Once we had loaded onto our bus, my group “Supply Management,” did a quick round of introductions. Everyone on our tour was from pretty diverse backgrounds. Our roster included a Ph.D student from the U of T, a journalist, the executive director of FoodForward, a professor with the U of T, an employee of St. James Food Basket, Barbara Emmanual of the Toronto Food Strategy among many others……
While riding toward our first destination, we shared what limited information we knew about supply management with the rest of the group. Since most of us had only a pretty basic understanding of marketing boards and the quota system, the conversation was helped along by one of our facilitators, Janet Horner, who had a great deal of personal experience to draw from (being a farmer and coordinator with the GTA Agriculture Action Committee).
Our first destination was the Altona Lea dairy farm in Blackstock, Ontario. Glen Barkey, the owner and our tour guide for the morning, explained that their farm has been a family-run operation since 1978. The Barkeys’ 50 cows produce about 56 kilos of butterfat a week. One of the most interesting things I learned on this tour is that the value of milk is measured in two parts. Farmers are paid a higher amount for butterfat ($14 per kilo) over milk protein ($12 per kilo). Since there is a surplus of milk protein, the milk industry markets it to other businesses. For example, it sells milk protein to companies that manufacture protein bars, chocolate ‘beverages,’ and frozen desserts (since these drinks and desserts are made mainly from milk protein, they can’t legally be called chocolate milk or ice cream).
Another really interesting thing we talked about was the quota system. One unit of quota (which allows the farmer to produce one kilo of butterfat per week) costs about $25,000. While this is the lowest of all the provinces, it can be a major barrier for new entrants. On the other hand, it also provides farmers within the quota system a good price for their product and a relatively stable income.
While at the Barkeys’ farm, we also went on a tour of the barns. We first got to see the newborn calves. They were so cute! After that we were led to the milking barn, where we were given a demonstration of how the cows are milked. No more Old MacDonald’s farm, these cows are hooked up to machines that measure the milk coming from the cows and automatically disconnect when the milk slows to a certain flow.

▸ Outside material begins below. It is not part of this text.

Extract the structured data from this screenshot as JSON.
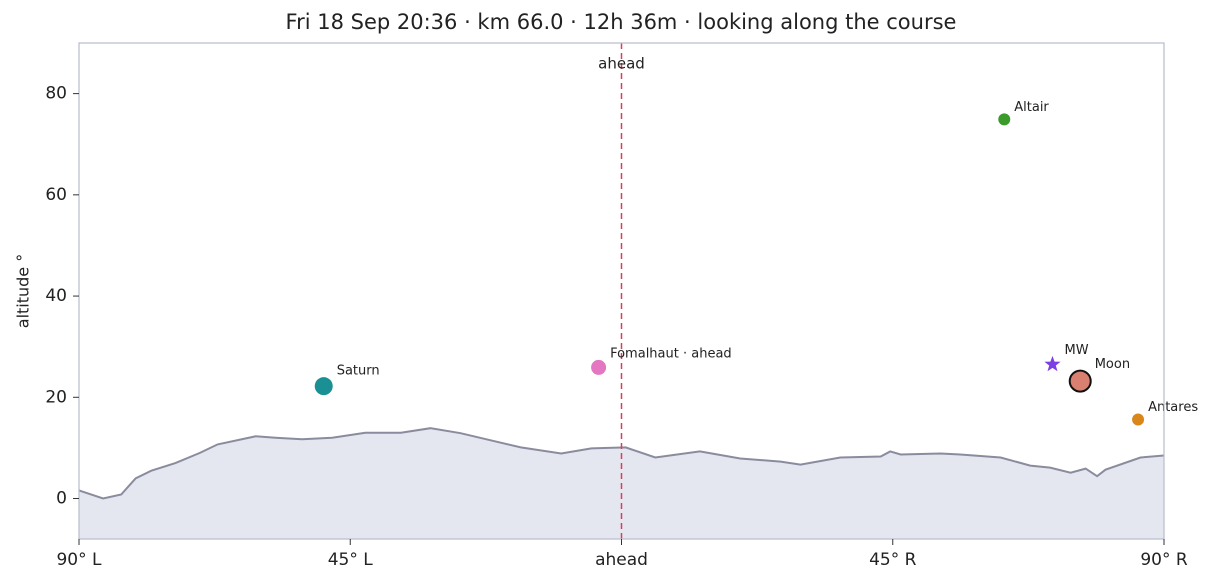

The tour finished with more questions and we eventually had to be wrestled back onto the bus so that we could get underway to our next destination: the Blackstock model cage-free egg farm.
As part of the tour, we toured an old egg grading station. The facility used to house about 90,000 chickens and receive eggs from other farms that they would clean, grade, package, and ship. According to the owner and tour guide, Svante Lind, he became increasingly bothered by how facilities like his treated their chickens. Once he retired, he sold all of his chickens and closed the grading station. He has since sought out a partnership with the University of Guelph where the university will be using his facility as a research site on how to best transition existing facilities into a scaled-down and more humane operation.